In order to assess the diagnostic aid of serum gammaglutamyl transpeptidase values in hepatitis, obstructive jaundice and pancreatitis, four groups of 14 health dogs were subjected to the gastric intubatin of $CCl_4$(1.5ml/kg of body weight), the ligation of common bile duct, the ligation of pancreatic ducts and the injection of chloroform(0.2ml/kg of body weight) in the parenchyma of the pancreas. Some serum enzymes serum glutamic pyruvic transaminase(SGPT), serum glutamic oxalacetic transaminase(SGOT), total bilirubin, amylase and lipase known to be indicative of hepatic and pancreatic diseases were monitored.
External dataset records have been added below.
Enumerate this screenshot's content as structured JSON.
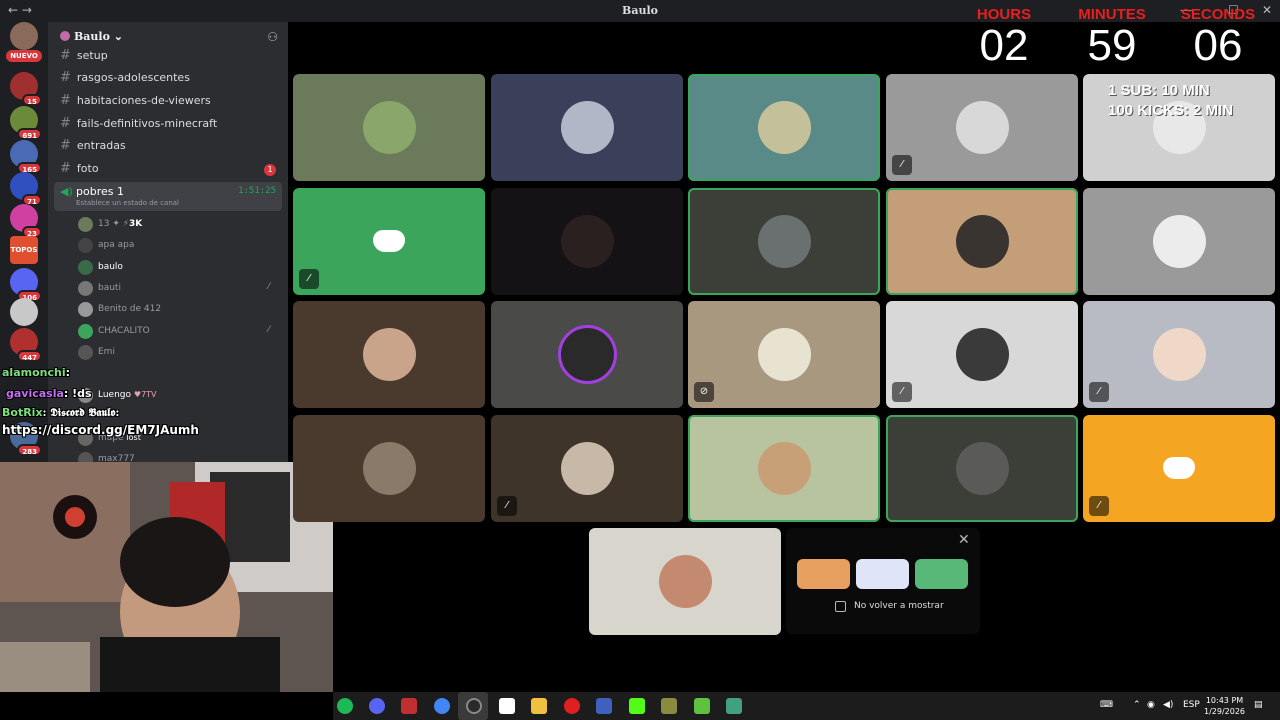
{
  "window": {
    "title": "Baulo",
    "nav": "←  →",
    "minimize": "—",
    "maximize": "☐",
    "close": "✕"
  },
  "server_rail": {
    "new_badge": "NUEVO",
    "badges": [
      "15",
      "691",
      "165",
      "71",
      "23",
      "106",
      "447",
      "283"
    ],
    "topos_label": "TOPOS"
  },
  "sidebar": {
    "server_name": "Baulo",
    "channels": [
      {
        "name": "setup"
      },
      {
        "name": "rasgos-adolescentes"
      },
      {
        "name": "habitaciones-de-viewers"
      },
      {
        "name": "fails-definitivos-minecraft"
      },
      {
        "name": "entradas"
      },
      {
        "name": "foto",
        "unread": "1"
      }
    ],
    "voice_channel": {
      "name": "pobres 1",
      "time": "1:51:25",
      "status": "Establece un estado de canal"
    },
    "voice_users": [
      {
        "name": "13",
        "extra": "3K"
      },
      {
        "name": "apa apa"
      },
      {
        "name": "baulo"
      },
      {
        "name": "bauti",
        "muted": true
      },
      {
        "name": "Benito de 412"
      },
      {
        "name": "CHACALITO",
        "muted": true
      },
      {
        "name": "Emi"
      },
      {
        "name": "Luengo",
        "extra": "7TV"
      },
      {
        "name": "mape",
        "extra": "lost"
      },
      {
        "name": "max777"
      }
    ]
  },
  "chat_overlay": [
    {
      "user": "alamonchi",
      "text": ":",
      "color": "#7be07b"
    },
    {
      "user": "gavicasla",
      "text": ": !ds",
      "color": "#c46ef2"
    },
    {
      "user": "BotRix",
      "text": ": 𝕯𝖎𝖘𝖈𝖔𝖗𝖉 𝕭𝖆𝖚𝖑𝖔:",
      "color": "#7be07b"
    },
    {
      "user": "",
      "text": "https://discord.gg/EM7JAumh",
      "color": "#ffffff"
    }
  ],
  "timer": {
    "hours_label": "HOURS",
    "minutes_label": "MINUTES",
    "seconds_label": "SECONDS",
    "hours": "02",
    "minutes": "59",
    "seconds": "06",
    "rule1": "1 SUB: 10 MIN",
    "rule2": "100 KICKS: 2 MIN"
  },
  "activity_popup": {
    "checkbox_label": "No volver a mostrar",
    "close": "✕"
  },
  "taskbar": {
    "lang": "ESP",
    "time": "10:43 PM",
    "date": "1/29/2026"
  },
  "colors": {
    "discord_green": "#3ba55c",
    "discord_blurple": "#5865f2",
    "timer_red": "#e81f1f",
    "badge_red": "#da373c"
  }
}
In comparision of these enzymes, gamma-glutamyl transpeptidase(GGTP) valuers were determined in these dogs before and after the experimental procedures. The results were summarized as follows: 1. In $CCl_4$ intoxication gorup, there were no significant changes in serum GGTP activities(mean: 6.0~14.6 IU/L). 2. In bile duct ligation group, serum GGTP activities shelved marked increases, beginning at postsurgical day 1 and rose the highest mean value(342.7 IU/L) on day 12. Then the activities never approached to the base-line values. 3. After the ligation of pancreatic ducts and the injection of chloroform in the pancreas, serum GGTP activities did not rise throughout the experiment. 4. SGPT:GGTP ratio did not increase in bile duct ligation group, but increase markedly in $ccl_4$ intoxication group. 5. The results indicated that serum GGTP values or SGPT:GGTP ratio could provide valuable indicators for differential diagnosis between hepatobiliary obstruction and hepatocellular disease.